第147話 凶暴には凶暴で
「ファースト・ステージにて舞台が汚物でまみれたことにより清掃を行いました。決闘とは思えないアクシデントでしたね!」
よく言うよ! その原因を作ったのはそっちの方だろ! タニシは悪くない。昼メシを少なめに食べていれば、被害は少なく出来ていたのかもしれないが、出来てもその程度だ。とはいえ、それ以前にタニシも戦うことを知らされたのは直前の事だったので、そういう準備すら出来なかったのだが……。
「続いてセカンド・ステージに入ります! 次の処刑対象はゲイリー・ザ・オニオンです。この男は暴力・爆発上等を旨としており、今回の決闘の発端となった、マンティコアのフリアン君殺害事件の実行犯です!」
そんな紹介をしたもんだから、会場のブーイングは最高潮となった。早く出せ、早く殺せ、とかの野次まで飛ぶ有様だ。こりゃキツいわ。身内の俺まで気が滅入ってくる。
「いやぁ、なんか俺っち、大人気ッスね! 鼻が高いッスわ!」
ダメだコリャ! こんな状況でもポジティブっていうか、エラい勘違いを起こしている。空気がまるで読めてない。コイツの脳内はお花畑なのだろうか? いやタマネギ畑かもしれない。ヤツの背後にうっすらとタマネギの花が咲いてるのが見えてきた……。
「行ってくるッス! タニシパイセンの仇を取ってくるッス!」
「ああ。お前こそ仇として討たれるなよ。」
ゲイリーを送り出したとき、俺はあることに気が付いた。さっきまでいた。キマイラとタニシがいない。タニシは運営側の医務室に連れて行かれた可能性はあるが、キマイラは説明がつかない。いやな予感がする……。

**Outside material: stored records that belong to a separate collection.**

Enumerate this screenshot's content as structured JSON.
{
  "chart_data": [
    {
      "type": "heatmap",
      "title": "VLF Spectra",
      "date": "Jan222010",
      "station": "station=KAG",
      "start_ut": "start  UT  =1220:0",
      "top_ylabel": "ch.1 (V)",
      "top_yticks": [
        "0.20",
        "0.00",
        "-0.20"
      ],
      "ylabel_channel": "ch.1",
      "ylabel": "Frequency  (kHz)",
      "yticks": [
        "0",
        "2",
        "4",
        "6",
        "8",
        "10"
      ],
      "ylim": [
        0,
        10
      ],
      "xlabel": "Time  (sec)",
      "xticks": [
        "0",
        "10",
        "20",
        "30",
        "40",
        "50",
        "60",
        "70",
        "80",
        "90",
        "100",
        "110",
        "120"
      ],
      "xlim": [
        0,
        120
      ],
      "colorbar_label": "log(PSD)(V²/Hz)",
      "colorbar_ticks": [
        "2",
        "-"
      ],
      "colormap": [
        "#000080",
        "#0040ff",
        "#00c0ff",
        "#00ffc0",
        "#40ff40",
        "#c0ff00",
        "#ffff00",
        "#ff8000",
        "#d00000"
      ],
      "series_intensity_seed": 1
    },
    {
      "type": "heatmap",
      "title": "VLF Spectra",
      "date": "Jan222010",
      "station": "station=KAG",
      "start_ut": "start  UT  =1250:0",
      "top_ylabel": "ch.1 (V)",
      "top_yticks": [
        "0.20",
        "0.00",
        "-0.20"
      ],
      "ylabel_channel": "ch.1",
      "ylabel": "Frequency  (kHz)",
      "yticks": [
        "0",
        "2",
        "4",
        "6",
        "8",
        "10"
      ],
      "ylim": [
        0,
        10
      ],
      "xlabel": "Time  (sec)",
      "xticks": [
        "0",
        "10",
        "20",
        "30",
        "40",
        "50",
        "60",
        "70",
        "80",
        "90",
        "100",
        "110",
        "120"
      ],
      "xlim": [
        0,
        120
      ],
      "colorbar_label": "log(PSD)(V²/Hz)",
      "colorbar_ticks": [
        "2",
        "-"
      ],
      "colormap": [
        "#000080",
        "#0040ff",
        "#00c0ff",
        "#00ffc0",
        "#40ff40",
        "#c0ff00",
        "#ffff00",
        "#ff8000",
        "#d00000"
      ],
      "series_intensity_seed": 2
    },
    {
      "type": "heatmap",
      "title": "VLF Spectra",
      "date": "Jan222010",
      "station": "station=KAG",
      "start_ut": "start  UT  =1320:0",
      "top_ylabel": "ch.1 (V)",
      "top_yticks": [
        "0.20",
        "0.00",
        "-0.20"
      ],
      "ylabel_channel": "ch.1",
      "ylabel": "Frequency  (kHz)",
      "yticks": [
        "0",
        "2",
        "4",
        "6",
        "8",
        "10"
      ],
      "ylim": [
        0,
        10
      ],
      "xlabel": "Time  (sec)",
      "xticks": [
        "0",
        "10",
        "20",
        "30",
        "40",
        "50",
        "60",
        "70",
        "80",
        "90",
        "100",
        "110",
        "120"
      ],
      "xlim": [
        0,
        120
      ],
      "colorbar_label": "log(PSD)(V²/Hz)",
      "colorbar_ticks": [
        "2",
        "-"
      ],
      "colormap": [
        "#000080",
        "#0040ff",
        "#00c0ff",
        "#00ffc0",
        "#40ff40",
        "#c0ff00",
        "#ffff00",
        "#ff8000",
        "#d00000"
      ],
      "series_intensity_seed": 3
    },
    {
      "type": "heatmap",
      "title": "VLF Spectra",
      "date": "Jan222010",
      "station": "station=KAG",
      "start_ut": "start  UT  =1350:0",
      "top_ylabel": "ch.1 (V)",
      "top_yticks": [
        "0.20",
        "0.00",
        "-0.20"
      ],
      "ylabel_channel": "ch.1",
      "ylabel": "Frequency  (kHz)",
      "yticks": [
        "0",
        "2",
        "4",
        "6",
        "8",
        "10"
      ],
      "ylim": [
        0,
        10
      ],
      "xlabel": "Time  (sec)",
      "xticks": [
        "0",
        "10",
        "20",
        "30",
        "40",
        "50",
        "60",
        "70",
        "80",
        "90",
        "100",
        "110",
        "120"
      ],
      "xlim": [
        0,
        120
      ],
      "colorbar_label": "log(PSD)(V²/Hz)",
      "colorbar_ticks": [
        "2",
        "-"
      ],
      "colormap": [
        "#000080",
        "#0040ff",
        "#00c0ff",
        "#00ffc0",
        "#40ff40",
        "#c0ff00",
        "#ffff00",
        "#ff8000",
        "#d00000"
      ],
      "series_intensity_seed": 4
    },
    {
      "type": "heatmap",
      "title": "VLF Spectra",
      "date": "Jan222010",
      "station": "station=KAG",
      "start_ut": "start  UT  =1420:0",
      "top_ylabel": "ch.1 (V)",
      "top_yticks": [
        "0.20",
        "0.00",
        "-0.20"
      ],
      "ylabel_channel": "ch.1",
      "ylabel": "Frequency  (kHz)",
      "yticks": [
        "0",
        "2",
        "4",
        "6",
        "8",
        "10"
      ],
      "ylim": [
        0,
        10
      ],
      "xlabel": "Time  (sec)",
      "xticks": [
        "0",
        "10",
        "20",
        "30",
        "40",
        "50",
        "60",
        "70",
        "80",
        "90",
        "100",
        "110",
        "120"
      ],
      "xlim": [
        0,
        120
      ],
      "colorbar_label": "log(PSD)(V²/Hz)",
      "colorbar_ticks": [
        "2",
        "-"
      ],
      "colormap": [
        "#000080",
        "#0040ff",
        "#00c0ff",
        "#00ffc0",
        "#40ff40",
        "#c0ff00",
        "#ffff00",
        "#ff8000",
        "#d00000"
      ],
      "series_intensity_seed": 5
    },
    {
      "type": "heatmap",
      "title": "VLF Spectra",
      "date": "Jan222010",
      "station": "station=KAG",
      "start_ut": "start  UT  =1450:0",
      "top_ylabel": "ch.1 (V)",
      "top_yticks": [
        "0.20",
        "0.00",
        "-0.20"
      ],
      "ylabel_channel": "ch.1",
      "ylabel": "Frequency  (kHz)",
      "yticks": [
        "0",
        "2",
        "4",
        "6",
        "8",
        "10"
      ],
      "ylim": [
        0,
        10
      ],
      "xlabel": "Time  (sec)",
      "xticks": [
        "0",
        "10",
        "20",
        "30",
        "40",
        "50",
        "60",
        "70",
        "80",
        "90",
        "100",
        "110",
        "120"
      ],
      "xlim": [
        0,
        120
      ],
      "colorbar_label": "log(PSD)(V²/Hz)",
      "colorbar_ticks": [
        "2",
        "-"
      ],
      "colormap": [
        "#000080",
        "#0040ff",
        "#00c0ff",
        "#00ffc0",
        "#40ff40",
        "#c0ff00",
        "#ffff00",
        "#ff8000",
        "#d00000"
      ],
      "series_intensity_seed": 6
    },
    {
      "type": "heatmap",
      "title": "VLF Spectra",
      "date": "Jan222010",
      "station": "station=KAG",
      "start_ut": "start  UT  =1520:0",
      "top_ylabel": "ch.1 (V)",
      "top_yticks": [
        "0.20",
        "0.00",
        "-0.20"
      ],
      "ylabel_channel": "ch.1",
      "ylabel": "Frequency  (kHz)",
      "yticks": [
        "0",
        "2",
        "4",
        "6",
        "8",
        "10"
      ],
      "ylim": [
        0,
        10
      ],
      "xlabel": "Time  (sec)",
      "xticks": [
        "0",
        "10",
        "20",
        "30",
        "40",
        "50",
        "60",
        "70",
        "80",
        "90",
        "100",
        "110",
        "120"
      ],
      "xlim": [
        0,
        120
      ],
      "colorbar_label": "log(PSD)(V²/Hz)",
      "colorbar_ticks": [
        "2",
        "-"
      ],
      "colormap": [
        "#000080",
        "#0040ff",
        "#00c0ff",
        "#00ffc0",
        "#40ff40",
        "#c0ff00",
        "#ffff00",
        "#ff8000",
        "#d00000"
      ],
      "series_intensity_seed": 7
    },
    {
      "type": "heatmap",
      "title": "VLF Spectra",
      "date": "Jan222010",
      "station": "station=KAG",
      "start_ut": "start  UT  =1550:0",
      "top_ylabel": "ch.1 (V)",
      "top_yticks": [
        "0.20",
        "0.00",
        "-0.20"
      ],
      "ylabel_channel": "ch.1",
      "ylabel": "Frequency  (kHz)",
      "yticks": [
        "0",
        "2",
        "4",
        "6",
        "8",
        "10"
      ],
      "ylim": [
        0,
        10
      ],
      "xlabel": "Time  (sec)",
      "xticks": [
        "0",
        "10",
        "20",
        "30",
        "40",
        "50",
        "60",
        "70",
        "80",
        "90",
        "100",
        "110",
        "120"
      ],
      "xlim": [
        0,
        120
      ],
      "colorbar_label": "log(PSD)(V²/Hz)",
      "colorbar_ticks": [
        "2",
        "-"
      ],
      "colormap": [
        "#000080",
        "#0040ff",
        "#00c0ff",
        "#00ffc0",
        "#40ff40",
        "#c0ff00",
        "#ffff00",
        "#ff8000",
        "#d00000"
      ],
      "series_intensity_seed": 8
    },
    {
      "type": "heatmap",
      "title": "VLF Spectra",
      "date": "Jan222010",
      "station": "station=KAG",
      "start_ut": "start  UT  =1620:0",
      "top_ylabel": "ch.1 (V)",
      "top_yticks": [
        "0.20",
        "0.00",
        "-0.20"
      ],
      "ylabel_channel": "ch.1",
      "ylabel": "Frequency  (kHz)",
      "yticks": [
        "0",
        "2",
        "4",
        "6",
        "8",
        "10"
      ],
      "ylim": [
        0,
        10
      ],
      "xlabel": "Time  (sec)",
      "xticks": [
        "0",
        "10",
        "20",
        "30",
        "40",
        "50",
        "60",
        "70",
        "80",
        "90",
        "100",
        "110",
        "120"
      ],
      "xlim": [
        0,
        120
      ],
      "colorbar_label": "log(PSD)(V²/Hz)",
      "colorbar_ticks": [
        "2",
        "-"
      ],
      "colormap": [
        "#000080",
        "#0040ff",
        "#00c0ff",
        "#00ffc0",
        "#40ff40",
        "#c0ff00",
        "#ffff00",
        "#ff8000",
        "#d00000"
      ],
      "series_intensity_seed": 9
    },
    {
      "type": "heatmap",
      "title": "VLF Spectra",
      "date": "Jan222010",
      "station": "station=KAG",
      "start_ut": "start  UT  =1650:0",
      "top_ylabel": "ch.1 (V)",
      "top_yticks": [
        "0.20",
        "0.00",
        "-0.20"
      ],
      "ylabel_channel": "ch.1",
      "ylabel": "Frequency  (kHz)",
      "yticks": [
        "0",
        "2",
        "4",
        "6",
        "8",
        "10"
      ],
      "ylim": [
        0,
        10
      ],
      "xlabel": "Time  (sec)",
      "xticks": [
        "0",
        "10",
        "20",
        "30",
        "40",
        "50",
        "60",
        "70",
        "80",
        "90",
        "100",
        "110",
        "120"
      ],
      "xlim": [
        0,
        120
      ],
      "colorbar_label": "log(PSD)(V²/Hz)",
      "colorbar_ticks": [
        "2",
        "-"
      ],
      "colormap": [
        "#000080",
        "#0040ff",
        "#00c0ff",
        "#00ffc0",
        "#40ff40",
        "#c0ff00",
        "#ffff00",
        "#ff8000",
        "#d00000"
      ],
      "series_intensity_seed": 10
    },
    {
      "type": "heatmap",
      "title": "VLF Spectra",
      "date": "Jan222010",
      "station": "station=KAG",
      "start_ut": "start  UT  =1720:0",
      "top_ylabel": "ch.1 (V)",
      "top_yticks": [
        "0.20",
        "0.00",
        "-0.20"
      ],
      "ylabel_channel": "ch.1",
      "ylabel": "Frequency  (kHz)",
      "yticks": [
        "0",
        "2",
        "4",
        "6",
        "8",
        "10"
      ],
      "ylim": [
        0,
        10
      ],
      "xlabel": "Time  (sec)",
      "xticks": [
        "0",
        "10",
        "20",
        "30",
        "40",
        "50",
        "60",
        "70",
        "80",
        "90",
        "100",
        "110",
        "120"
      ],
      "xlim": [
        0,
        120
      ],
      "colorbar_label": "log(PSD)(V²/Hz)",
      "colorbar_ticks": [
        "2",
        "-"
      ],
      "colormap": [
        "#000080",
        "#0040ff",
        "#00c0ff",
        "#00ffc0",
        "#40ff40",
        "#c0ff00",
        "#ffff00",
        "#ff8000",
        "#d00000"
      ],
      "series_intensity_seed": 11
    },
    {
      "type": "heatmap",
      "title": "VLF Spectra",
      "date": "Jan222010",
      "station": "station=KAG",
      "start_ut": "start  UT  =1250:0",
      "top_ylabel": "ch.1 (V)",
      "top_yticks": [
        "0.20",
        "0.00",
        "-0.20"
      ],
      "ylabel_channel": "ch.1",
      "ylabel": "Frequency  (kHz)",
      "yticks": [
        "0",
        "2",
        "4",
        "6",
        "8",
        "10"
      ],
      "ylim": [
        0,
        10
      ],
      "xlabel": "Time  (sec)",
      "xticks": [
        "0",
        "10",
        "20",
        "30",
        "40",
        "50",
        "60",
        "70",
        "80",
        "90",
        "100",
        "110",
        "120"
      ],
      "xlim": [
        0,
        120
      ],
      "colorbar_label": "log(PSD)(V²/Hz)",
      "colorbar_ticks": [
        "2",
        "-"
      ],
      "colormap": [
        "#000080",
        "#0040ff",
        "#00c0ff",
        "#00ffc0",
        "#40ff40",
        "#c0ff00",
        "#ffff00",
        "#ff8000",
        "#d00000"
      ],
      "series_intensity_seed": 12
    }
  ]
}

「おっほっほ! コボルトは軽く虐める程度に済ませてあげたけれど、次の筋肉男は只では済ませませんわよ! 覚悟をし!」
やはり、また怪物に相手をさせるつもりのようだ。キマイラ以外の怪物を用意しているのだろう。キマイラもマンティコアと対して強さに違いはなさそうだったし。本気殺し用の怪物はどんなヤツなんだろう?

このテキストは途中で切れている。